Trump sceglie l’asse con Putin
Faccia a faccia di due ore a Helsinki, accuse comuni all’fbi. Critico il repubblicano Ryan: non è nostro alleato Il presidente Usa: il Russiagate una farsa. E chiude il lungo scontro con il leader di Mosca
Trump e Putin insieme a Helsinki. Insieme anche nel puntare il dito contro l’fbi. «Il Russiagate è una farsa. Nessun intrigo o collusione nel voto» taglia corto il presidente americano. Ma i repubblicani frenano: «La Russia non è un nostro alleato». Conciliante lo zar di Mosca: «Archiviamo la guerra fredda». Era la prima volta che i due leader si vedevano in via ufficiale da quando The Donald ha conquistato la Casa Bianca, diciotto mesi fa. Il colloquio, accompagnati dai soli rispettivi traduttori, è andato avanti per 40 minuti oltre il previsto. «Credo sia un buon inizio, un inizio molto buono» ha detto Trump.
L’inchiesta del Super procuratore Robert Mueller «è un disastro per il nostro Paese». Vladimir Putin dirà parole simili, ma questa frase è di Donald Trump. Nella conferenza stampa al termine del vertice di Helsinki, il presidente americano è stato durissimo con l’fbi, la «corrotta Hillary Clinton» e l’«ostruzionismo» democratico. Il Russiagate, cioè le indagini sull’ipotesi di collusione tra il Cremlino e il comitato di Trump, ha dominato, almeno sul piano della comunicazione, il primo faccia a faccia tra i capi delle due superpotenze.

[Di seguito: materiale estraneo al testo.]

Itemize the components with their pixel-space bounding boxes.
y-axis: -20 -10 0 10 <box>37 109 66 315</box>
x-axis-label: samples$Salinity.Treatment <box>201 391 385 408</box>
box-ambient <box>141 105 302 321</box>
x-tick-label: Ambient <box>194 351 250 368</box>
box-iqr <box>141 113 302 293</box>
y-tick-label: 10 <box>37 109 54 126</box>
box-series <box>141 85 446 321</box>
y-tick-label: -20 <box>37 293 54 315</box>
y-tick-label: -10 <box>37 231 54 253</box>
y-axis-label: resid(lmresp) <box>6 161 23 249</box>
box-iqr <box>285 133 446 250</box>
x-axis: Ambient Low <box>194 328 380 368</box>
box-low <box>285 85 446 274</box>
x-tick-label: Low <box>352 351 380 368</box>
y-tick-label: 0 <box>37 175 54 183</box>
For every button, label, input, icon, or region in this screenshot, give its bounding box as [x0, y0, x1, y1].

Il leader Usa ha iniziato la dichiarazione ufficiale dal tema più esplosivo: «Abbiamo parlato dell’intromissione russa nella nostra campagna elettorale. Il presidente Putin è stato molto deciso nello smentire ogni manovra». Poi un giornalista americano ha chiesto a Trump se credesse più alla versione dei servizi segreti Usa o a quella di Putin. «I miei mi dicono che è la Russia. Io ho qui il presidente Putin e lui ha appena detto che la Russia non c’entra. E io aggiungo: non vedo alcuna ragione per cui avrebbe dovuto farlo». E «se non è la Russia» allora Trump arriva alla conclusione: «Io neanche conoscevo Putin. Nessuna collusione». In tarda serata il leader Usa cerca di attenuare con un tweet: «Grande fiducia nel mio servizio d’intelligence».

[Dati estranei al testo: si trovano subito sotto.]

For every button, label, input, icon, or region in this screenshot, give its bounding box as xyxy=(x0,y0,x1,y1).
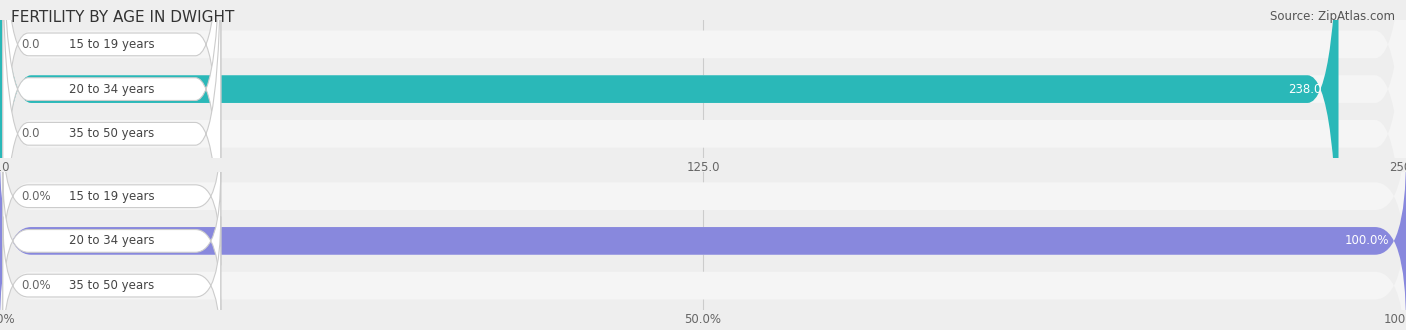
Text: 0.0%: 0.0% xyxy=(21,279,51,292)
FancyBboxPatch shape xyxy=(3,0,221,234)
FancyBboxPatch shape xyxy=(3,127,221,265)
Text: 0.0: 0.0 xyxy=(21,127,39,140)
Text: 20 to 34 years: 20 to 34 years xyxy=(69,82,155,96)
FancyBboxPatch shape xyxy=(0,156,1406,325)
Text: 100.0%: 100.0% xyxy=(1344,234,1389,248)
FancyBboxPatch shape xyxy=(0,112,1406,281)
Text: 35 to 50 years: 35 to 50 years xyxy=(69,127,155,140)
Text: FERTILITY BY AGE IN DWIGHT: FERTILITY BY AGE IN DWIGHT xyxy=(11,10,235,25)
Text: Source: ZipAtlas.com: Source: ZipAtlas.com xyxy=(1270,10,1395,23)
FancyBboxPatch shape xyxy=(3,0,221,279)
FancyBboxPatch shape xyxy=(0,0,1406,277)
FancyBboxPatch shape xyxy=(0,0,1339,321)
FancyBboxPatch shape xyxy=(3,172,221,310)
FancyBboxPatch shape xyxy=(3,0,221,324)
Text: 20 to 34 years: 20 to 34 years xyxy=(69,234,155,248)
Text: 15 to 19 years: 15 to 19 years xyxy=(69,190,155,203)
Text: 35 to 50 years: 35 to 50 years xyxy=(69,279,155,292)
Text: 238.0: 238.0 xyxy=(1288,82,1322,96)
Text: 15 to 19 years: 15 to 19 years xyxy=(69,38,155,51)
Text: 0.0: 0.0 xyxy=(21,38,39,51)
Text: 0.0%: 0.0% xyxy=(21,190,51,203)
FancyBboxPatch shape xyxy=(0,156,1406,325)
FancyBboxPatch shape xyxy=(3,216,221,330)
FancyBboxPatch shape xyxy=(0,201,1406,330)
FancyBboxPatch shape xyxy=(0,0,1406,321)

Ma in conferenza stampa per il capo del Cremlino era stato facile chiamarsi fuori: «La Russia non ha mai interferito e non interferirà mai negli affari interni americani, compreso il processo elettorale». Putin aveva poi commentato l’atto di incriminazione firmato da Mueller a carico di 12 agenti del servizio segreto militare, cui si aggiunge, notizia di ieri, un’altra funzionaria «infiltrata» nel voto del 2016, Maria Butina: «Mueller può mandare una richiesta di estradizione, le nostre Corti la valuteranno. Dopodiché noi siamo pronti a consentire al super procuratore di venire a Mosca e interrogare gli accusati. A condizione che anche i nostri inquirenti possano farlo». Per Trump «è una proposta molto importante».
Tutto il resto dell’agenda è passato in secondo piano: anche se c’è stato un confronto su dossier cruciali come il controllo degli armamenti e la Siria. Sull’annessione della Crimea, Putin non ha concesso margini: «Abbiamo fatto il referendum, per noi la questione è chiusa». Ma a Washington l’attenzione è concentrata sul Russiagate. Per Paul Ryan, speaker repubblicano della Camera: «Non ci sono dubbi che la Russia abbia interferito nella campagna elettorale».